Q. During pitches, why are brands increasingly seeking strategic growth partners rather than only execution agencies?
Because execution without direction doesn’t work anymore. Brands are under pressure to sell, scale and move fast; but many have realised that speed without a plan only creates noise. That’s why there’s a clear return to fundamentals. Strategy is coming back to the centre of the conversation.
Execution is essential, but if it’s directionless, it leads to sameness. Today, everyone is using the same influencers, the same formats, the same digital playbooks. Once one execution works, ten brands copy it. In that environment, differentiation doesn’t come from how you execute, it comes from what you’re saying and why you’re saying it. And that only comes from strategic thinking.
Brands are now asking sharper questions during pitches: What is the positioning? What is the message? How does this create distinction? Even if the format is similar, strategy ensures the communication stands apart.
You can see this clearly with large organisations and PSUs as well. They’re no longer satisfied with celebrity-led campaigns without a clear reason. The question now is: Why this person? What equity do they bring? How does it align with the brand and how does it drive long-term differentiation?
That’s why agencies are being evaluated as growth partners, not just executors. Brands want someone who can define the direction first and then execute with purpose.

Q. Could you share your perspective on the rise of the strategic generalist over narrow specialists?
At the core, a strategist is someone who can bring clarity out of chaos. That’s the defining skill. In complex businesses, information is everywhere.
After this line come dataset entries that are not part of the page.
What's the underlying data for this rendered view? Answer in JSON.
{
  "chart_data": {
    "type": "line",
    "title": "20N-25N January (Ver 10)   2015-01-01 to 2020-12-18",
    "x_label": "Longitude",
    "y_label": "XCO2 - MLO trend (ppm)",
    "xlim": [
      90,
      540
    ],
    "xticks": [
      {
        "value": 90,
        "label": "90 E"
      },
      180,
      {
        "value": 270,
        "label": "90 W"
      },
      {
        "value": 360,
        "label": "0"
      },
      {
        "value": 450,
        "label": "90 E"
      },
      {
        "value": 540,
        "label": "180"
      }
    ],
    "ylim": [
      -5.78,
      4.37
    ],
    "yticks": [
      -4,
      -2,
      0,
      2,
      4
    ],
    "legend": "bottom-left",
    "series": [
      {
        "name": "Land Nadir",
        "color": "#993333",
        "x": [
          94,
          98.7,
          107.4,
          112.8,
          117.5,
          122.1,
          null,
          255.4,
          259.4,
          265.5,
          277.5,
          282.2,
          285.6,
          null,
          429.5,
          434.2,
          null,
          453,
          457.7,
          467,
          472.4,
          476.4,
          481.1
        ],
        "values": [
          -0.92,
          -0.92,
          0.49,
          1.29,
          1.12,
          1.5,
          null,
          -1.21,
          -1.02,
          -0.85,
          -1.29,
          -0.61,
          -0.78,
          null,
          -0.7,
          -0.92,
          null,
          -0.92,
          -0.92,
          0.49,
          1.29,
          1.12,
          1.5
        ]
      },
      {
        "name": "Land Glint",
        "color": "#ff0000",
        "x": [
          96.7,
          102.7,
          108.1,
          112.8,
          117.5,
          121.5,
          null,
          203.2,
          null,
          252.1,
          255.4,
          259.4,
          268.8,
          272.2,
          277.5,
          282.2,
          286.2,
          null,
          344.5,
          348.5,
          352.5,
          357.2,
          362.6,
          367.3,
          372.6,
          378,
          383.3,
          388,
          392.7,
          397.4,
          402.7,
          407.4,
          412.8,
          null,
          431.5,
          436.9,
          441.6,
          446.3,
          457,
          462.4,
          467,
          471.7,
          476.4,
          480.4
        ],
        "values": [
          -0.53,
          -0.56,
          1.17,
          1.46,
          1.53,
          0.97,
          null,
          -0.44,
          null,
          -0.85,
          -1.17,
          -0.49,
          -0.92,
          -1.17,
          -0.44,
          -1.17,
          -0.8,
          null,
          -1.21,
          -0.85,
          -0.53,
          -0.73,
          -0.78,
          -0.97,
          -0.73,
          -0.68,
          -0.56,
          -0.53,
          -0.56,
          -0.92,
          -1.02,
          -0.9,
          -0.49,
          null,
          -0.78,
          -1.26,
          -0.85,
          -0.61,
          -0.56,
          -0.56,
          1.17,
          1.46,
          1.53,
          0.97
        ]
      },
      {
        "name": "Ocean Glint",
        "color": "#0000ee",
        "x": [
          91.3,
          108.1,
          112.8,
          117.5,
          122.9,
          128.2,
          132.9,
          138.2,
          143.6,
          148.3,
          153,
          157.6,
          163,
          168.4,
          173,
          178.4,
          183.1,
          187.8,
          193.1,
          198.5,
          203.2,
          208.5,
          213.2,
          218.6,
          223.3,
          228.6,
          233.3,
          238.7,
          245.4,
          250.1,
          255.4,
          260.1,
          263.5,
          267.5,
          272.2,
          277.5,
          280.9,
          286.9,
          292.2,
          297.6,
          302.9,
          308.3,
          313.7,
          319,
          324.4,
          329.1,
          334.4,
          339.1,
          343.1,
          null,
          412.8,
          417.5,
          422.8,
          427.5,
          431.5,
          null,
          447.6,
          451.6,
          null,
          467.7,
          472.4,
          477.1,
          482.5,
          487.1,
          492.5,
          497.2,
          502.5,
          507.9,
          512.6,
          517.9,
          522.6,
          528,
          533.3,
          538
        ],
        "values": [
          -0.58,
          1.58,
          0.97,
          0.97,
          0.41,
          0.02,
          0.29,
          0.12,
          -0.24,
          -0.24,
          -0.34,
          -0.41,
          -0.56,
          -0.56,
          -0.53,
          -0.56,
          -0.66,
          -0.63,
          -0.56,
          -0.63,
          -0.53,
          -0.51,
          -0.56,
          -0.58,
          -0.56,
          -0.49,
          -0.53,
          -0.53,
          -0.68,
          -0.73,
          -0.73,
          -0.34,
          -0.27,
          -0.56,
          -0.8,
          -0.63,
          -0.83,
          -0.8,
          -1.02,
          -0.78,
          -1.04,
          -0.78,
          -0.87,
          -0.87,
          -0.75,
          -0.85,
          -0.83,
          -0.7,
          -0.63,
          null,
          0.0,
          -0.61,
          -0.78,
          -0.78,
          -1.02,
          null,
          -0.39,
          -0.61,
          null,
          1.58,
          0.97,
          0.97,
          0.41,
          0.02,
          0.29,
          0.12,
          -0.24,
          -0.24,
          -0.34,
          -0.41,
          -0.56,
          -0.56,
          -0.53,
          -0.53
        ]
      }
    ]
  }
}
What matters is the ability to cut through it, set priorities and distinguish what is truly important from what is merely urgent.
This is where strategic generalists stand out. They understand the entire business, not just one function. They can see how marketing connects to sales, how brand links to revenue and how strategy translates into execution. Their strength lies in breaking big, complex problems into clear, actionable steps.
Specialists are valuable, no doubt. But without a unifying point of view, specialisation can lead to fragmentation. A strong strategist provides direction. With clarity and focus in place, execution becomes sharper and more effective. That ability to lead with perspective, not just expertise, is why strategic generalists are increasingly in demand.